With the arrival of the reopening phases, it was when we began to be able to make visits and we had a very high entry of interested people, both for sale and for rent. Of the rental operations that were underway before the lockdown, 25% of them fell, but as a setoff, the rental contracts are closing very quickly.
Many of the new requests that are coming are from people who want to leave the cities and are looking to have terraces, gardens and natural light at home.

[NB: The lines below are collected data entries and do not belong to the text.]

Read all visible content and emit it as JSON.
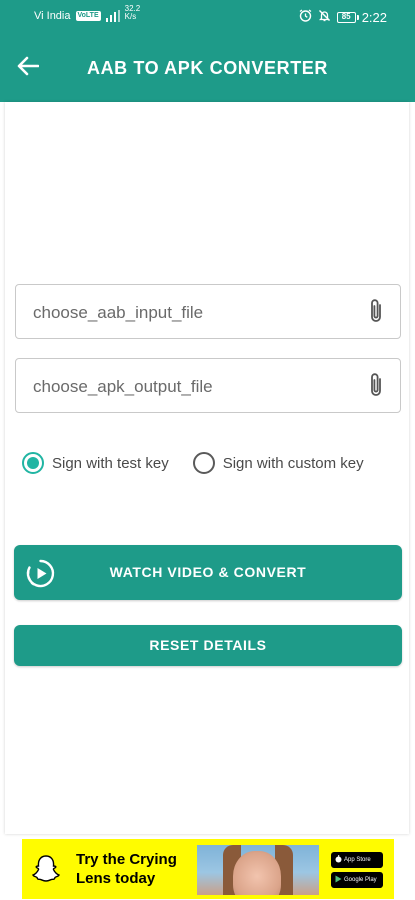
{
  "status_bar": {
    "carrier": "Vi India",
    "volte": "VoLTE",
    "net_speed_value": "32.2",
    "net_speed_unit": "K/s",
    "battery": "85",
    "time": "2:22"
  },
  "toolbar": {
    "title": "AAB TO APK CONVERTER"
  },
  "form": {
    "input_file_placeholder": "choose_aab_input_file",
    "output_file_placeholder": "choose_apk_output_file",
    "sign_options": [
      {
        "label": "Sign with test key",
        "selected": true
      },
      {
        "label": "Sign with custom key",
        "selected": false
      }
    ]
  },
  "buttons": {
    "convert_label": "WATCH VIDEO & CONVERT",
    "reset_label": "RESET DETAILS"
  },
  "ad": {
    "headline": "Try the Crying Lens today",
    "app_store": "App Store",
    "google_play": "Google Play"
  },
  "colors": {
    "primary": "#1e9b89",
    "radio_accent": "#21b5a3",
    "ad_background": "#fffc00"
  }
}
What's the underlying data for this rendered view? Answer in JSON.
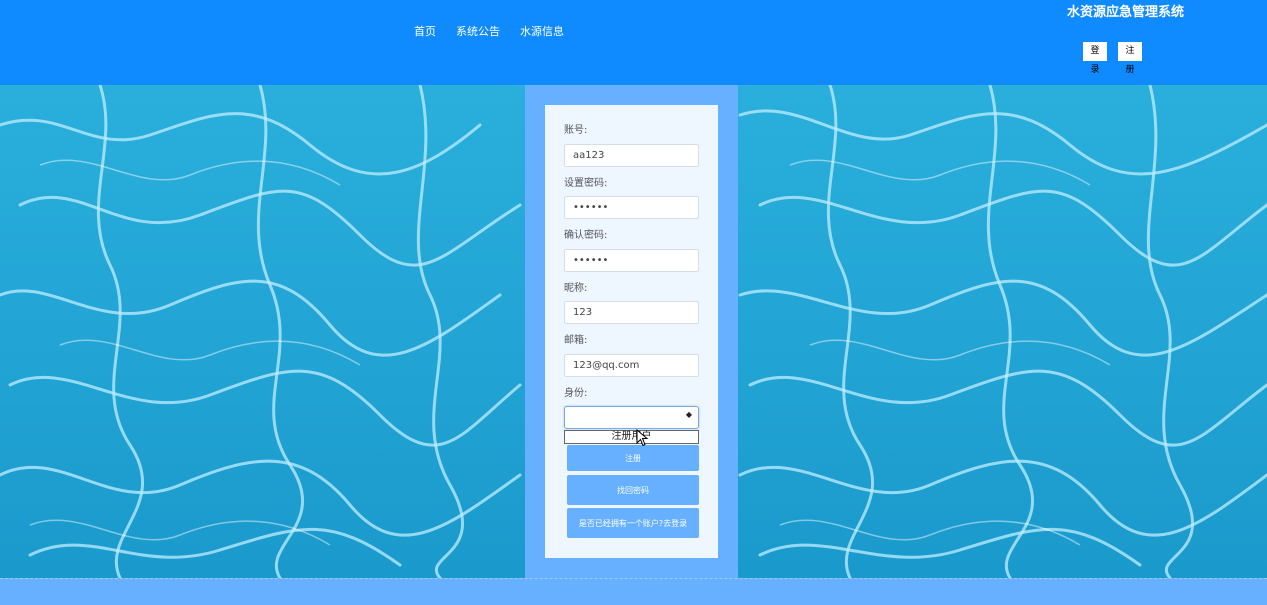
{
  "header": {
    "nav": [
      "首页",
      "系统公告",
      "水源信息"
    ],
    "title": "水资源应急管理系统",
    "login_label": "登录",
    "register_label": "注册"
  },
  "form": {
    "account_label": "账号:",
    "account_value": "aa123",
    "password_label": "设置密码:",
    "password_value": "••••••",
    "confirm_label": "确认密码:",
    "confirm_value": "••••••",
    "nickname_label": "昵称:",
    "nickname_value": "123",
    "email_label": "邮箱:",
    "email_value": "123@qq.com",
    "identity_label": "身份:",
    "identity_value": "",
    "identity_options": [
      "注册用户"
    ],
    "register_button": "注册",
    "recover_button": "找回密码",
    "login_link_button": "是否已经拥有一个账户?去登录"
  },
  "colors": {
    "header_bg": "#0f8bff",
    "panel_bg": "#66b0ff",
    "card_bg": "#eef6ff",
    "water": "#1ea6d6"
  }
}
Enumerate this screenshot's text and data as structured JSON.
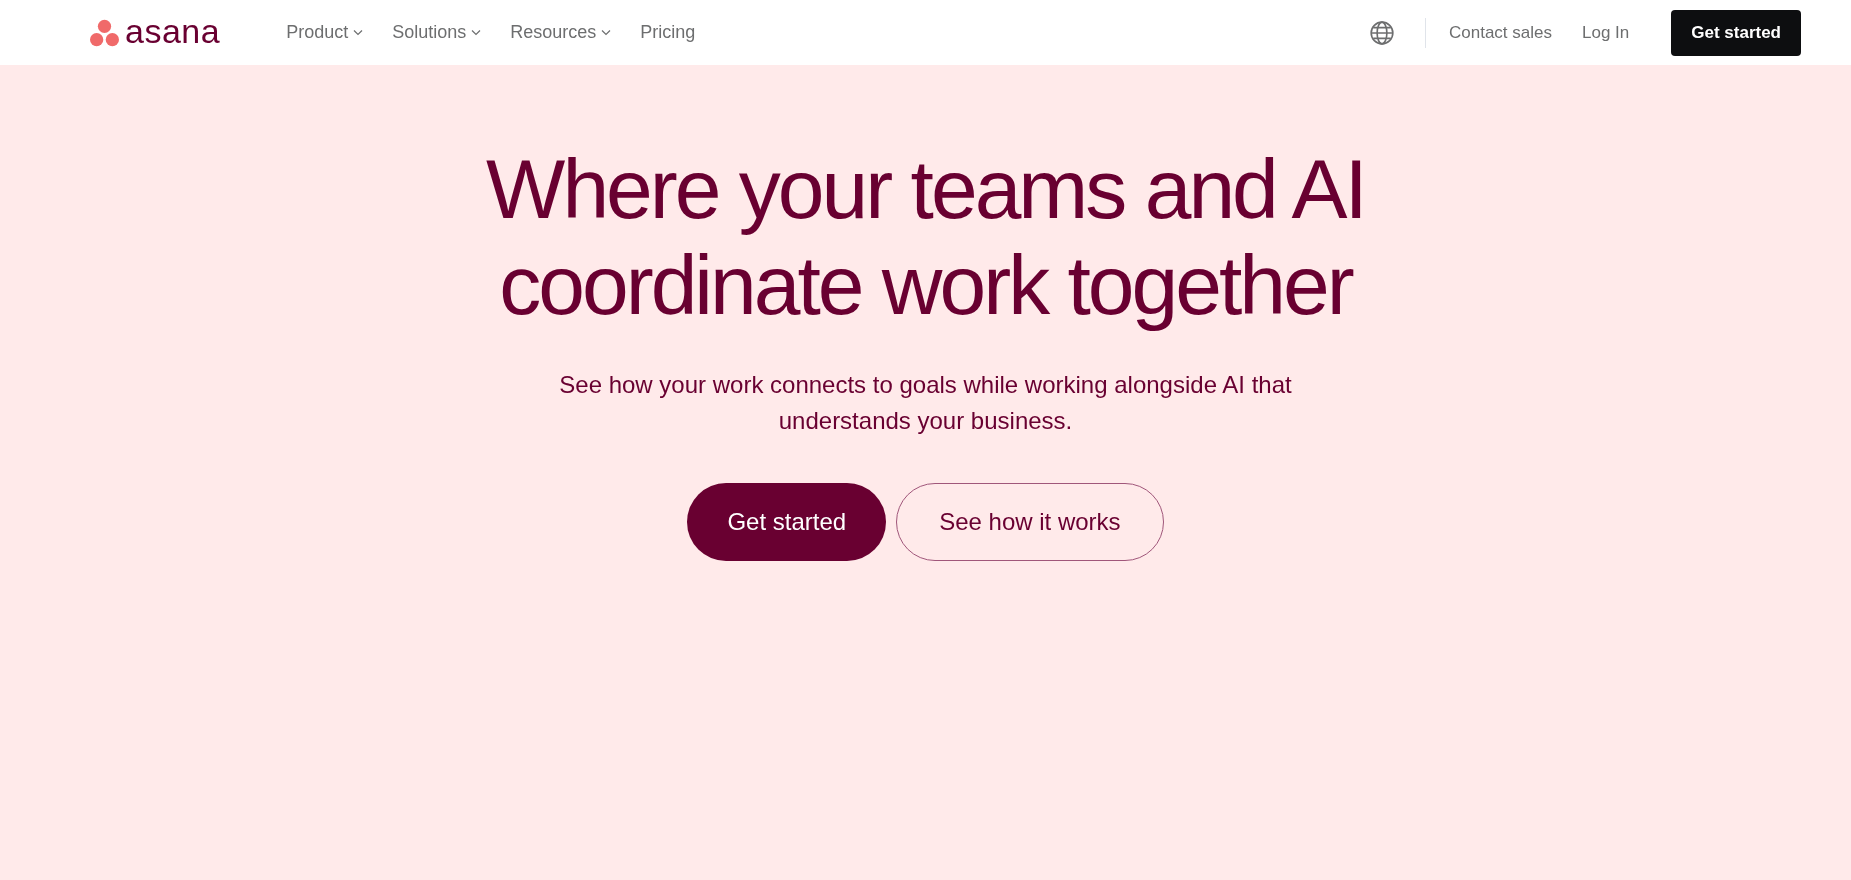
{
  "header": {
    "logo": {
      "text": "asana"
    },
    "nav": [
      {
        "label": "Product",
        "has_menu": true
      },
      {
        "label": "Solutions",
        "has_menu": true
      },
      {
        "label": "Resources",
        "has_menu": true
      },
      {
        "label": "Pricing",
        "has_menu": false
      }
    ],
    "links": [
      "Contact sales",
      "Log In"
    ],
    "cta": "Get started"
  },
  "hero": {
    "headline": [
      "Where your teams and AI",
      "coordinate work together"
    ],
    "subtitle": "See how your work connects to goals while working alongside AI that understands your business.",
    "buttons": [
      {
        "label": "Get started",
        "kind": "primary"
      },
      {
        "label": "See how it works",
        "kind": "secondary"
      }
    ]
  }
}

In addition, with the forced entry of teleworking, we are also verifying that the offices “are a room that had lost interest in the last years but now it are gaining much value,” reasoned the CEO of Amat.
From the start of the reopening until last Friday, June 19, when these data were presented, we have made 17 sales and 36 rental contracts, despite this, Guifré Homedes predicts that “the commercial euphoria that we have now on these weeks will loosen ”, but that the scenario is very different from what happened in 2008.
Regarding second-hand sale prices, at the moment we are not seeing any trend either upward or downward, in the case of rental, it is still early to see it, and in new construction homes “we do not expect them to drop because the sale is very advanced and we understand that the developers will not lower the prices ”. Despite these data, Homedes explained that “if there is no offer it is very difficult for prices to drop, but if the worker’s salary goes down it is going to be very difficult for them to pay and then prices will have to be lowered, we lack perspective to see what will happen ”.
The forethought we have for 2020 have changed with respect to what we saw at the end of 2019, and now we foresee that we will sell 40% less and rent 20% less, this decrease will be due to the months of inactivity. Despite these data, each week we have to review the forecasts to adjust them a little better.